Distributions of velocities and velocity gradients

Within the early regime the velocity distribution deviates sensibly from a Maxwell distribution (corresponding to the same average kinetic energy), but displays fatter tails, a phenomenon which mirrors the behavior of the BK [24] model. The existence of these tails seems to be due to the lack of spatial correlations, intrinsically absent at all times in their model, whereas negligible in ours up to $t_c$. When the energy begins to decay as $\tau^{-1}$ the velocity distribution turns Gaussian.

Figure: Distributions of $x$ velocity at different times for the same system with $r=0.2$ and $N=512 \times 512$. The distributions are rescaled in order to have unit variance. The initial distribution is a Gaussian. The distribution becomes broader in the uncorrelated phase (first regime), and then turns back toward a Gaussian. At the late instants (when the correlation length has almost reached the finite size of the system) the distribution is still similar to a Gaussian, but presents asymmetries and peaks.

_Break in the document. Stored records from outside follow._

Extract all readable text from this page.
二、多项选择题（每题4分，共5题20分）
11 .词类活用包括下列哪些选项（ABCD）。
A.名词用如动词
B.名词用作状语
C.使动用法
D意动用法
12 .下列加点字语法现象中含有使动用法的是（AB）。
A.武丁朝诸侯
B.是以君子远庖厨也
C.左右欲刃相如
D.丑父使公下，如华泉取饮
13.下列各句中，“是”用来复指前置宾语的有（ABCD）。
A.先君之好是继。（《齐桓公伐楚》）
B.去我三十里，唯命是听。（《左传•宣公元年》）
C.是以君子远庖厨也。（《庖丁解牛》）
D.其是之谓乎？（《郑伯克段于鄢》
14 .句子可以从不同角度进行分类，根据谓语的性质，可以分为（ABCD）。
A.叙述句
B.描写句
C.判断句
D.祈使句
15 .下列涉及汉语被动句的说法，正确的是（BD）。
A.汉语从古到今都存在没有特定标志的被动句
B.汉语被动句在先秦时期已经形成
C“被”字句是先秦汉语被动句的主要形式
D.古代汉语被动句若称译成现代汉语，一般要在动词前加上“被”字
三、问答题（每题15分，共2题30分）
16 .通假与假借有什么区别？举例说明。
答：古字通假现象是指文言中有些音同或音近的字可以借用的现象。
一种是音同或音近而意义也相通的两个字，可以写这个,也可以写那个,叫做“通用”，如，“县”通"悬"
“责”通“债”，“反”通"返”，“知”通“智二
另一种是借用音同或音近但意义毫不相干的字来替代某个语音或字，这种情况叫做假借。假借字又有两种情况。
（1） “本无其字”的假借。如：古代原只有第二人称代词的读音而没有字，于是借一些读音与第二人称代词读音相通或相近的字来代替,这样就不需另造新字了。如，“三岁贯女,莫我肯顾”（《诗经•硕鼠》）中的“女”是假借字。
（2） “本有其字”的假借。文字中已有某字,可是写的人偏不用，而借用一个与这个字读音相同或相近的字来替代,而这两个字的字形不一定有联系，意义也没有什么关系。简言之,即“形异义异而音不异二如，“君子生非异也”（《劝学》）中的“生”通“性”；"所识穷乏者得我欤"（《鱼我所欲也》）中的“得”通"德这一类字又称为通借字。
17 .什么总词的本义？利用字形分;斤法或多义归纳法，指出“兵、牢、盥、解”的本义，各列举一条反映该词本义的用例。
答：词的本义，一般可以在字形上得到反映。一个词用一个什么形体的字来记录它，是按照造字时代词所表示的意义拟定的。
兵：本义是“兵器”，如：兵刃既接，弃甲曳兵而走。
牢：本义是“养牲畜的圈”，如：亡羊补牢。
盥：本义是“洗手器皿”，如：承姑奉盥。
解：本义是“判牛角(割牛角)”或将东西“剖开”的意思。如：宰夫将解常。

Vortices are not the only topological defects of the velocity fields. In fact we observe shocks, similarly to recent experiments in rapid granular flows[186]. Shocks have a major influence on the statistics of velocity field, i.e. on the probability distributions of the velocity increments. The probability density function (p.d.f.) of the longitudinal increment

Figure: Probability densities of the longitudinal and transverse velocity increments. The main figure shows the p.d.f. of the velocity gradients ($R=1$). The inset shows the Gaussian shape measured for $R=40$ (larger than $L(t)$ for this simulation: $r=0.2$, $t=620$, system size $2048^2$).

$$\Delta_l(\mathbf{R}) = \frac 1N \sum_{\mathbf{i}} (\mathbf {v}_{i+ R} - \mathbf{v}_i) \cdot \frac {\mathbf {R}}{R}$$ (5.73)

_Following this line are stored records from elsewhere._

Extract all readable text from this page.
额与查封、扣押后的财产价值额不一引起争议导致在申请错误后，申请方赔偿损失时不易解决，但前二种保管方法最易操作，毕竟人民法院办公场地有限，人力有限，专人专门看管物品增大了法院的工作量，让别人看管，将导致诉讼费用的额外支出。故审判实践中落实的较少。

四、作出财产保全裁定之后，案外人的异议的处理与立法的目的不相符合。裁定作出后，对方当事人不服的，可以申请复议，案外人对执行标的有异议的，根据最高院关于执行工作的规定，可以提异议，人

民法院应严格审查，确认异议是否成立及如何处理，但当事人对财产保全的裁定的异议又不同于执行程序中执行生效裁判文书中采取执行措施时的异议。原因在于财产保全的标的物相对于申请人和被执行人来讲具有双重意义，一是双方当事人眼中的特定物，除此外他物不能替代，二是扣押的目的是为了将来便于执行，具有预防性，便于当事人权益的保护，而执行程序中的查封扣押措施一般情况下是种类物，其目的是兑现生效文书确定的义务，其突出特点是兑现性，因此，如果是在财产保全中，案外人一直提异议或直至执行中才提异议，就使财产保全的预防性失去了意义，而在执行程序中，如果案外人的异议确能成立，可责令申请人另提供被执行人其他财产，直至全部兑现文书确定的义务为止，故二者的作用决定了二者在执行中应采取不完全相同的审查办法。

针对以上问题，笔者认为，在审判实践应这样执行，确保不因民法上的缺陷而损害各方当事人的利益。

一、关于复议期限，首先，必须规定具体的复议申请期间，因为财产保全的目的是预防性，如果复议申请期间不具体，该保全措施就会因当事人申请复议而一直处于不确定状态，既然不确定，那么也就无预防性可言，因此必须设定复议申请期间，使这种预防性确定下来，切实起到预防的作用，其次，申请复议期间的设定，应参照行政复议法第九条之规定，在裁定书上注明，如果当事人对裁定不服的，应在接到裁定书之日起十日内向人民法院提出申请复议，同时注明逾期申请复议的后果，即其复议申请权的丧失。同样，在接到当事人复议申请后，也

is shown in Fig. fig_vgrad for $R=1$ (longitudinal velocity gradient) in the main frame, and for $R=40>L(t)$ in the inset. For small $R\ll L(t)$ the longitudinal increment p.d.f. is skewed with an important positive tail, whereas for $R\gg L(t)$ it turns Gaussian. The distribution of transverse increments

$$(\mathbf{v}_{i+ R} - \mathbf{v}_i)\times \hat{\mathbf{R}}$$ (5.74)

instead, is always symmetric, but non-Gaussian distributed for small $R$. A similar situation exists in fully developed turbulence [26].